What should I avoid doing when trying to help?

  • Don’t offer vague, non-specific help: Don’t ask generally what you can do to help – they will not know what to ask for and it’s hard to answer such an open-ended question. Be more specific. Could I help walk your dog on certain days? Could I run an errand for you such as picking up a prescription? Could I pick up your kids from school when you have your next doctor’s appointment? Be specific and offer to take care of a task when you hear about a possible need for help.
  • Limit the bragging or complaining: Don’t tell them all about how busy you are or about your exciting vacations. Some discussion, of course, is fine but remember that it may be difficult for people to hear about “normal lives” when they are facing a degenerative, terminal disease. Of course, if they eagerly ask to hear about your trips or activities, by all means tell them. Likewise, don’t complain about problems the MSA family probably wishes they had – a vacation that went badly, not finding the right clothes for a special event, a promotion at work that has resulted in long hours. The MSA patient probably wishes they had some of these problems. Be sensitive.
  • Don’t ignore or avoid: Don’t ignore the MSA patient, even if they can’t communicate (this was suggested above but can’t be emphasized enough.) Speak to them, include them. They are people with thoughts and personalities just as they have been in the past. They may feel trapped in their bodies as the disease advances, but they still have active minds and ignoring them is one of the worst ways to treat them.
  • Don’t be a medical know-it-all: Don’t ask the patient or care partner if they have pursued all possible treatment.

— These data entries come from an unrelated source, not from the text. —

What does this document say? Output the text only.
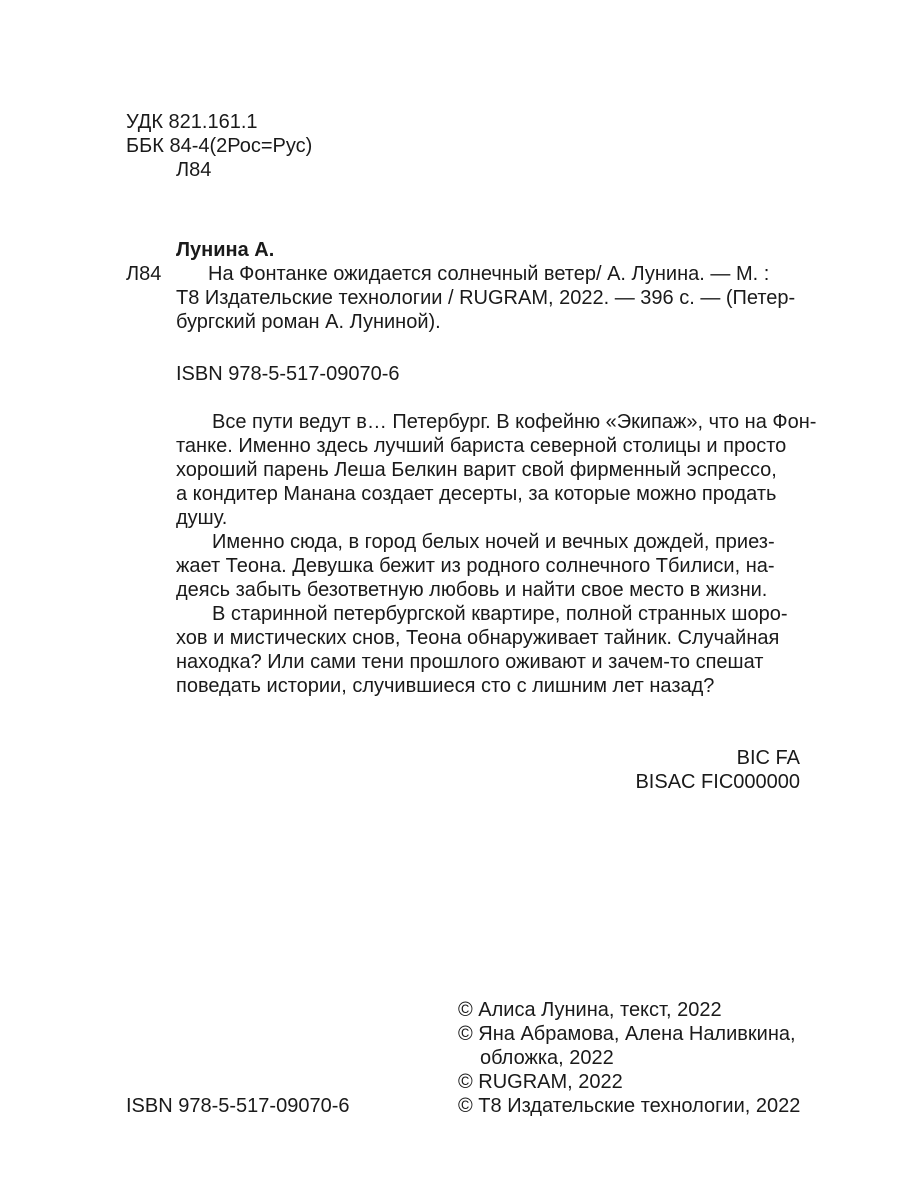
УДК 821.161.1
ББК 84-4(2Рос=Рус)
Л84
Лунина А.
Л84	На Фонтанке ожидается солнечный ветер/ А. Лунина. — М. :
Т8 Издательские технологии / RUGRAM, 2022. — 396 с. — (Петер-
бургский роман А. Луниной).
ISBN 978-5-517-09070-6
Все пути ведут в… Петербург. В кофейню «Экипаж», что на Фон-
танке. Именно здесь лучший бариста северной столицы и просто
хороший парень Леша Белкин варит свой фирменный эспрессо,
а кондитер Манана создает десерты, за которые можно продать
душу.
Именно сюда, в город белых ночей и вечных дождей, приез-
жает Теона. Девушка бежит из родного солнечного Тбилиси, на-
деясь забыть безответную любовь и найти свое место в жизни.
В старинной петербургской квартире, полной странных шоро-
хов и мистических снов, Теона обнаруживает тайник. Случайная
находка? Или сами тени прошлого оживают и зачем-то спешат
поведать истории, случившиеся сто с лишним лет назад?
BIC FA
BISAC FIC000000
© Алиса Лунина, текст, 2022
© Яна Абрамова, Алена Наливкина,
обложка, 2022
© RUGRAM, 2022
© Т8 Издательские технологии, 2022
ISBN 978-5-517-09070-6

They probably have. Don’t ask if they have heard of some experimental treatment you read about it. They probably have and it’s probably not appropriate for MSA anyway or they would be trying it.
  • Don’t offer false hope and wishful thinking: Don’t say things like, “At least you are stable” or “You seem to be getting better.” If they have a progressive terminal disease, they may have plateaus, but they are not going to be “stable” for very long and are likely to be generally getting worse. Focus on the present day and how they are doing today. Don’t project your wishful thinking that the patient “will surely get better.” That is not helpful at all and puts the patient and family in an awkward position of how to respond.
  • Don’t offer irrelevant stories of triumph over disease: Don’t tell them about someone you know who beat a terrible disease. If they could do something to beat MSA, they would be doing it.

 

Contributed by Patricia Libby Thvedt, former care partner to an MSA patient and member of the MSA Board of Directors.